Anya Taylor-Joy, who plays the eponymous leading role in Autumn de Wilde's feature film directorial debut -- an adaptation of Jane Austen's Emma -- has compared the new movie to Clueless, Amy Heckerling's iconic '90s high school comedy inspired by the same book. It's reasonable to guess, then, that de Wilde's new Emma. (with a period) would be a postmodern period piece, with a rock soundtrack and a protagonist who addresses the camera like Ferris Bueller.
As if! While de Wilde's film, written by Eleanor Catton (an acclaimed novelist making her own Hollywood debut), certainly fits into the growing corpus of women's revisitings of 19th century literary classics, she's not here to deconstruct Austen like Greta Gerwig did with Louisa May Alcott, or playwright Kate Hamill is likely to do with her new stage adaptation of Emma opening this spring at the Guthrie Theater.
What distinguishes de Wilde's adaptation is that, aside from its crisp pacing and tight-focus photography, aesthetically it's not far removed from an episode of Masterpiece Theatre. The relevant '80s reference isn't Ferris Bueller, it's Amadeus: Milos Forman's demonstration that an elaborate period piece can spotlight characters whose passions and torments are so familiar, the intervening centuries collapse.
Like Amadeus (and other, more recent, movies like The Favourite), Emma. glories in the aesthetic of luxurious life at a time of low technology. As did cinematographer Yorick Le Saux in Little Women, de Wilde's lensman Christopher Blauvelt embraces natural light, with cloud-flattened sunlight gloriously illuminating the nearly cartoonish creations of costume designer Alexandra Byrne. The soundtrack isn't rock (or rap), but a combination of original music by David Schweitzer and Isobel Waller-Bridge (Phoebe's older sister) with haunting hymns authentic to the Regency era.
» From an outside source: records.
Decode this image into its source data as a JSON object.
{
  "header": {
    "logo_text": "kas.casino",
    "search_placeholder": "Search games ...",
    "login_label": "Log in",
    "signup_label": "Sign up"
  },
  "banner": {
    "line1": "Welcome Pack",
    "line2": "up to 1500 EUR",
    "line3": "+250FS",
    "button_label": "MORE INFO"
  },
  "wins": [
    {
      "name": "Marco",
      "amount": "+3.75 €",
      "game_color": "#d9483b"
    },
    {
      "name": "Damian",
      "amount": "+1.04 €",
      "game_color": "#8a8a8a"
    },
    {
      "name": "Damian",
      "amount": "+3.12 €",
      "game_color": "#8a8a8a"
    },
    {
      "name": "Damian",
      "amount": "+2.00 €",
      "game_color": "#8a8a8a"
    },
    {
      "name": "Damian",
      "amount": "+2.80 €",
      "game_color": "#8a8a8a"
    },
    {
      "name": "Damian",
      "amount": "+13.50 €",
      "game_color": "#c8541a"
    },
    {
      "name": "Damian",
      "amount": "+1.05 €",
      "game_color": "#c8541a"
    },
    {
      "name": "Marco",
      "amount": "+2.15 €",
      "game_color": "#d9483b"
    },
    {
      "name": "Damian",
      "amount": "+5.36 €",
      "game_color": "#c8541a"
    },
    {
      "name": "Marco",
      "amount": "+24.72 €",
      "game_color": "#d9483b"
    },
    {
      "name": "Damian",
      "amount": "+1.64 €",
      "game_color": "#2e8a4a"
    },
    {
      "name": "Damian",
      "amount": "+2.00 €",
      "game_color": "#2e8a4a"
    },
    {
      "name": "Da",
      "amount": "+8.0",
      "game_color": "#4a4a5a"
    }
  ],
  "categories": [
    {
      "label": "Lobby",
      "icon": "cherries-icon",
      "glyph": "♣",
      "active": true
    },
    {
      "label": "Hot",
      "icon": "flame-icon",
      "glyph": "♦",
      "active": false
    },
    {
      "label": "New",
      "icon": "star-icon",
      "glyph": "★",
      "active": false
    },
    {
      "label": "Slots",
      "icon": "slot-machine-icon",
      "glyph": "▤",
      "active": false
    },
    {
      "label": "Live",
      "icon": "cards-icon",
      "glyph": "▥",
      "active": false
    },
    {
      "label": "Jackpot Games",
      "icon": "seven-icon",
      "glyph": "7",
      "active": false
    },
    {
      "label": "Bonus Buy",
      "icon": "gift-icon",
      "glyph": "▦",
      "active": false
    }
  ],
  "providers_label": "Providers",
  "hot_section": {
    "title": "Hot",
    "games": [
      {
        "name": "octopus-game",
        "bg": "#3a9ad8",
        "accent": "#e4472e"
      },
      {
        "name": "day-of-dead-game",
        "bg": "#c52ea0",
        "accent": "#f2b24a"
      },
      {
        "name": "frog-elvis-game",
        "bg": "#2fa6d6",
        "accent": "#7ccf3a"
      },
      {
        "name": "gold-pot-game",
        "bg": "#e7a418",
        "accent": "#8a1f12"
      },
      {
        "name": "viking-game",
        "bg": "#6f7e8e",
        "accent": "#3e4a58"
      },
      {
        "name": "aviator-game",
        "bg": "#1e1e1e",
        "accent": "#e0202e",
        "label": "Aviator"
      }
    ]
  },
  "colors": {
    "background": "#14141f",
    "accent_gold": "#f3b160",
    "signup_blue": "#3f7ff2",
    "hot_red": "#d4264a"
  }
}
Into this carefully crafted world steps Taylor-Joy, stunning (and she knows it) in cascading ringlets and dramatic hats, with her distinctive wide-eyed face perched perfectly atop the kind of long, pristine neck that set portraitists' eyes ablaze. She moves through her small community like royalty, determined to use her influence to make happy matches among her subjects.
Taylor-Joy (The Witch, Thoroughbreds) looks the part of an elder stateswoman as a 23-year-old playing a 21-year-old. Her protege Harriet is played by Mia Goth (Nymphomaniac, Suspiria), who astonishingly is three years older than Taylor-Joy; Harriet looks entirely the part of a teenage ingenue who's entirely susceptible to Emma's influence. The story, of course, involves Emma learning how to worry less about others' hearts and look more closely into her own.
While de Wilde and Catton add a few fresh details, what truly distinguishes this engrossing film is just how closely it hews to the notes of Austen's book. The characters and situations are all there fully realized, and it's a measure of how completely de Wilde draws you into Austen's world that an offhandedly cutting comment by Emma — the kind of dis the kids from Clueless throw around routinely — lands with such force that a packed preview audience gasped as if they were seeing the Alien chestburster.
The director's timing is impeccable, her camera flitting from face to face to capture each reaction to perfectly calibrated effect, never lingering longer than it needs to. This is a costume drama that moves at the pace of Star Wars, making it all the more impactful when de Wilde holds a shot for impact.
Except for the irredeemable characters of Mr. and Mrs. Elton (Josh O'Connor and Tanya Reynolds, wonderfully juicy), the film always seems to be laughing with its characters and not at them. A shaggy Johnny Flynn, whose slide from detached poise to unapologetic twitterpation is as endearing as Taylor-Joy's, makes a fine George Knightley for an adaptation that appreciates the significance of a relationship hinging on honesty and mutual respect.
It's a well-deserved treatment for a novel that's been widely-read and often adapted, but has never quite climbed into the vaunted ranks of Pride and Prejudice or Sense and Sensibility. Emma deserves better, even if — in fact, because — she stops pretending to be perfect.